И снова начались его странствования. Конец улицы Двух экю был снесен, а в лавочках на соседних улицах г-жу Фукар не помнили. Гюбер обратился к справочнику, но в нем этого имени не значилось. Бедняга, задрав голову, бродил по улицам и читал вывески, пока не решил наводить справки у всех акушерок подряд. Это было верное средство, ему удалось набрести на старушку, которая сразу же заволновалась. Как! Знает ли она г-жу Фукар? О, это весьма достойная и много пострадавшая на своем веку особа! Она живет в другом конце Парижа, на улице Сензье. Гюбер побежал туда.
Час спустя Гюбер уже бродил вокруг лавочки госпожи Сидони. Он увидел худую, бледную женщину, без пола и возраста, на которую наложили свой отпечаток всевозможные темные делишки; она была в черном поношенном платье. Даже мимолетное воспоминание о случайно рожденной дочери, должно быть, никогда не согревало сердце этой сводни. Гюбер осторожно навел справки и узнал вещи, о которых потом никогда никому не рассказывал, даже жене. И все-таки он колебался: он вернулся и в последний раз прошел мимо таинственной лавчонки. Может быть, ему все-таки нужно зайти, представиться, получить согласие матери? Как честный человек, он должен сам убедиться, имеет ли он право разорвать навсегда узы этого родства.
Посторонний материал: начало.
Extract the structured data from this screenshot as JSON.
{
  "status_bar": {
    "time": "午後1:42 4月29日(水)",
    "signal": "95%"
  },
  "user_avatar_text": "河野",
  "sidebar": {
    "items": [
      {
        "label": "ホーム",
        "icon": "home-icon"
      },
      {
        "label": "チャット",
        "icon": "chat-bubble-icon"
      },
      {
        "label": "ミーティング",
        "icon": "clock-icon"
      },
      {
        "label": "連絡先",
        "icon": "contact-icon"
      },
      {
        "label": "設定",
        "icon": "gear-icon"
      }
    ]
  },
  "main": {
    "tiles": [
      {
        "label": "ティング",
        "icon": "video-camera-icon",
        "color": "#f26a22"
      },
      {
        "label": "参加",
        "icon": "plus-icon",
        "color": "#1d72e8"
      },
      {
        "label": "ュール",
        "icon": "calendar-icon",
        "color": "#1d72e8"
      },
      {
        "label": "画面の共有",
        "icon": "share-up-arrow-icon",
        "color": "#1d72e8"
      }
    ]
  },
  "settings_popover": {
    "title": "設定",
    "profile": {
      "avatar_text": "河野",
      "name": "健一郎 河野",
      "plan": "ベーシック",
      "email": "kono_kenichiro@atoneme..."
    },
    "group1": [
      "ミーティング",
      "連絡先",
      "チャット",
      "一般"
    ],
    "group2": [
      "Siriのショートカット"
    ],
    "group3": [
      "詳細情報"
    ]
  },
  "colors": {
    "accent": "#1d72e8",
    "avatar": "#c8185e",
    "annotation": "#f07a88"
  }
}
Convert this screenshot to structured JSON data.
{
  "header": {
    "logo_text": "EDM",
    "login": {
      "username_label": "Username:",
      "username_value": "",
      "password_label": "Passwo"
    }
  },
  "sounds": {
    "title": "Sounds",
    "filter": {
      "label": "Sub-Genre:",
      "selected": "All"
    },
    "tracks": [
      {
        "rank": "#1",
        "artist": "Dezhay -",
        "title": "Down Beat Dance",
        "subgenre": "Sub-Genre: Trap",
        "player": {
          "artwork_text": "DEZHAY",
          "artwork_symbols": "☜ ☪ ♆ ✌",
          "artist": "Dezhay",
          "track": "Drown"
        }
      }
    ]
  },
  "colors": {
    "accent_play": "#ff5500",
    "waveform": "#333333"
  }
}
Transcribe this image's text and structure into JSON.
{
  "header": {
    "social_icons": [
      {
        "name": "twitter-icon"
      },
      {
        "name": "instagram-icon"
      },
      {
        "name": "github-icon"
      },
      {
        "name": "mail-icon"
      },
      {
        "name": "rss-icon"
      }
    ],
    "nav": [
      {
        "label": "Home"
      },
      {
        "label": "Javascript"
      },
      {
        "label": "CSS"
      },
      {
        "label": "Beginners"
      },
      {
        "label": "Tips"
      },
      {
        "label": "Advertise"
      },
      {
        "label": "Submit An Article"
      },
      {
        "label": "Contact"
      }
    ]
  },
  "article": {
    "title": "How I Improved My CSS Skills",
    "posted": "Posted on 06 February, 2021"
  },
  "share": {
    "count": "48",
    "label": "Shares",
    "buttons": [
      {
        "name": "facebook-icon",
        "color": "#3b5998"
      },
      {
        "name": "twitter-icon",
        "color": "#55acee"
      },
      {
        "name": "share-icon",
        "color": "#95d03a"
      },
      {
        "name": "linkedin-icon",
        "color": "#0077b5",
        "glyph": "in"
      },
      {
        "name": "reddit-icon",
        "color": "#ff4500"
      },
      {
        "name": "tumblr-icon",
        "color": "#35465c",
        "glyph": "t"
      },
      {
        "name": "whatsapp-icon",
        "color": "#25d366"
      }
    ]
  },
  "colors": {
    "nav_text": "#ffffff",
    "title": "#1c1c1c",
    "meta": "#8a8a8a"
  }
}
Но вдруг он резко повернулся и пошел прочь; к вечеру он уже был в Бомоне.
Меж тем Гюбертина успела узнать у г-на Грансира, что судебный протокол об их законном опекунстве подписан. И когда Анжелика бросилась в объятия Гюбера, он сразу понял по ее умоляющему и вопросительному взгляду, что она догадалась об истинных причинах его путешествия. Тогда он просто сказал:
— Дитя мое, твоя мать умерла.
Анжелика, рыдая, страстно обняла обоих Гюберов. И никогда больше об этом не заговаривали. Анжелика стала их дочерью, пробили семь часов, а девушка все еще спала после целого дня, проведенного на свежем воздухе в беготне и смехе.
В этом году на троицын день Гюберы взяли Анжелику на прогулку к развалинам замка Откэр, возвышавшегося на берегу Линьоля, восемью километрами ниже Бомона. Там и пообедали. На следующее утро старинные стенные часы в мастерской уже пробили семь часов, а девушка все еще спала после целого дня, проведенного на свежем воздухе в беготне и смехе.
Гюбертине пришлось подняться по лестнице и постучать в дверь.
— Ну, что же ты! Вставай, лентяйка!.. Мы уже успели позавтракать.